LEGISLATIVE BUDGET BOARD
Austin, Texas
FISCAL NOTE
75th Regular Session
March 13, 1997
TO: Honorable Kenneth Armbrister, Chair IN RE: Senate Bill No. 665
Committee on State Affairs By: Haywood
Senate
Austin, Texas
FROM: John Keel, Director
In response to your request for a Fiscal Note on SB665 ( Relating
to the sale and delivery of certain motor fuel; providing criminal
and civil penalties.) this office has detemined the following:
Biennial Net Impact to General Revenue Funds by SB665-As Introduced
Implementing the provisions of the bill would result in a net
negative impact of ($2,546,974) to General Revenue Related Funds
through the biennium ending August 31, 1999.
The bill would make no appropriation but could provide the legal
basis for an appropriation of funds to implement the provisions
of the bill.
Fiscal Analysis
The bill would transfer the responsibility for enforcement and
administration of rules for the regulation of motor fuel which
contains ethanol or methanol from the Comptroller to the Commissioner
of Agriculture. In addition, the Commissioner of Agriculture
would be responsible for regulating and monitoring motor fuel
octane levels. Motor fuel dealers in the state would be responsible
for maintaining documents relating to postings or certifications
of automotive fuel ratings. The bill would increase civil
penalties for violations. The bill would provide that fees
currently authorized to be collected by the comptroller for
testing, inspection, statement or record forms, sale of signs,
or performance of other services could be imposed only as determined
necessary by the Commissioner of Agriculture to administer the
Act. The bill would also provide that fees currently authorized
to be collected by the comptroller on motor fuel distributors,
wholesalers, or suppliers, without regard to whether the fuel
is subject to regulation under the Act, could be imposed only
as determined necessary by the Commissioner of Agriculture.
Under current law, the comptroller can collect fees in
total amounts not to exceed the lessor of the program's annual
cost or the statutory cap of $500,000 per year.

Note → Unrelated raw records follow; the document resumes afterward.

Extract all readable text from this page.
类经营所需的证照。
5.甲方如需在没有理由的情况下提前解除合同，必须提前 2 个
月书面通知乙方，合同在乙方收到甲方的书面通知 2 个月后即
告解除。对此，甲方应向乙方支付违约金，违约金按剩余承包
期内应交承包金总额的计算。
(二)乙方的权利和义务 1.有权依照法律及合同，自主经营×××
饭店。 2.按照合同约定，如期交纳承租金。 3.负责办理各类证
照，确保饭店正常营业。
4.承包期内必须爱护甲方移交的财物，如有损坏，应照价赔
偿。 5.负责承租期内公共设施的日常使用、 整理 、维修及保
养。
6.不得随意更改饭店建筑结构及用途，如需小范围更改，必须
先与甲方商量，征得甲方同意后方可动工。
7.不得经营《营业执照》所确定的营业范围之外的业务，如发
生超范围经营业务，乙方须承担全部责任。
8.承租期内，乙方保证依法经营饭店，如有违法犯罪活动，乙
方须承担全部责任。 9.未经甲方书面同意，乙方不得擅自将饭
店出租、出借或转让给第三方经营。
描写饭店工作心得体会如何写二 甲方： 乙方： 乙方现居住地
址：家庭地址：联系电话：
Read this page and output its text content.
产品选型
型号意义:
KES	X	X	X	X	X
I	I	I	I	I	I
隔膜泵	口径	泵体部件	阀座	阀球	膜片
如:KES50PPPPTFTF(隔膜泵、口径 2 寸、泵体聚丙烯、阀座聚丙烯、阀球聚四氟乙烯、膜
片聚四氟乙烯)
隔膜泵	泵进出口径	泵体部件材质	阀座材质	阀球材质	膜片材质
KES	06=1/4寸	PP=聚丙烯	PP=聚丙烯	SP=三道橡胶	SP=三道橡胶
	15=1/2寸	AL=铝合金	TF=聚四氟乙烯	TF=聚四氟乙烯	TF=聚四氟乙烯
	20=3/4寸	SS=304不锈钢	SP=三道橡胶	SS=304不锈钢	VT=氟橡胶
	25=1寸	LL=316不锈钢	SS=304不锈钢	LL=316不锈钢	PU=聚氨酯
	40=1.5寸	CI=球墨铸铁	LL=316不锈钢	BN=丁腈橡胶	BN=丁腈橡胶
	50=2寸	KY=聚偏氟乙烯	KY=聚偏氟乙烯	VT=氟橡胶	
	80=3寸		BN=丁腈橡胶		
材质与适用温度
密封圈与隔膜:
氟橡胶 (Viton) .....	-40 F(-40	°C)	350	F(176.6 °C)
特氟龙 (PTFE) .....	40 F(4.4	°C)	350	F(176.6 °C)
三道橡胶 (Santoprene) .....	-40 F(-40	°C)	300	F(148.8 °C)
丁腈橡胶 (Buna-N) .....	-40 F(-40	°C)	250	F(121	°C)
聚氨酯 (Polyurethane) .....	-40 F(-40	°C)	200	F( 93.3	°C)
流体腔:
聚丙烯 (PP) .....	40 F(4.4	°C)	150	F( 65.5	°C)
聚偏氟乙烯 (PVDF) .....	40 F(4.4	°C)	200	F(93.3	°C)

The bill provides
that the fees collected could only be used by the Comptroller
in an amount not to exceed $25,000 annually, and by the Commissioner
of Agriculture for administration and enforcement of the Act.
The Commissioner of Agriculture would determine the costs necessary
to administer and enforce the provisions of the Act.
Methodolgy
The Comptroller has had certain responsibility for enforcing
and administering rules relating to motor fuels containing ethanol
and methanol since 1989. As the sale of this type of motor
fuel has been minimal, the comptroller did not incur any significant
costs to administer the program, and therefore, did not collect
authorized fees. The Department of Agriculture is currently
responsible for inspecting and regulating the calibration of
all motor fuel pumps in the state. The Department of Agriculture
estimates that implementing the provisions of the bill would
cost $2,235,987 the first year and $1,310,987 each year thereafter.
In the first year, costs would include the purchase of octane
level screening equipment estimated at $597,000, in addition
to the annual cost of 22.5 FTE's, including 21.5 inspectors,
and $425,600 for sample analysis costs.
Because the current
program has no significant costs and the new program's costs
would exceed $500,000, this office assumes that fee revenue
collected by the comptroller would increase by the maximum amount
of $500,000.
The probable fiscal implications of implementing the provisions
of the bill during each of the first five years following passage
is estimated as follows:
Five Year Impact:
Fiscal Year Probable Probable Revenue
Savings/(Cost) Gain/(Loss) from
from General General Revenue
Revenue Fund Fund
0001 0001
1998 ($2,235,987) $500,000
1998 (1,310,987) 500,000
2000 (1,310,987) 500,000
2001 (1,310,987) 500,000
2002 (1,310,987) 500,000
Net Impact on General Revenue Related Funds:
The probable fiscal implication to General Revenue related funds
during each of the first five years is estimated as follows:
Fiscal Year Probable Net Postive/(Negative)
General Revenue Related Funds
Funds
1998 ($1,735,987)
1999 (810,987)
2000 (810,987)
2001 (810,987)
2002 (810,987)
Similar annual fiscal implications would continue as long as
the provisions of the bill are in effect.
No fiscal implication to units of local government is anticipated.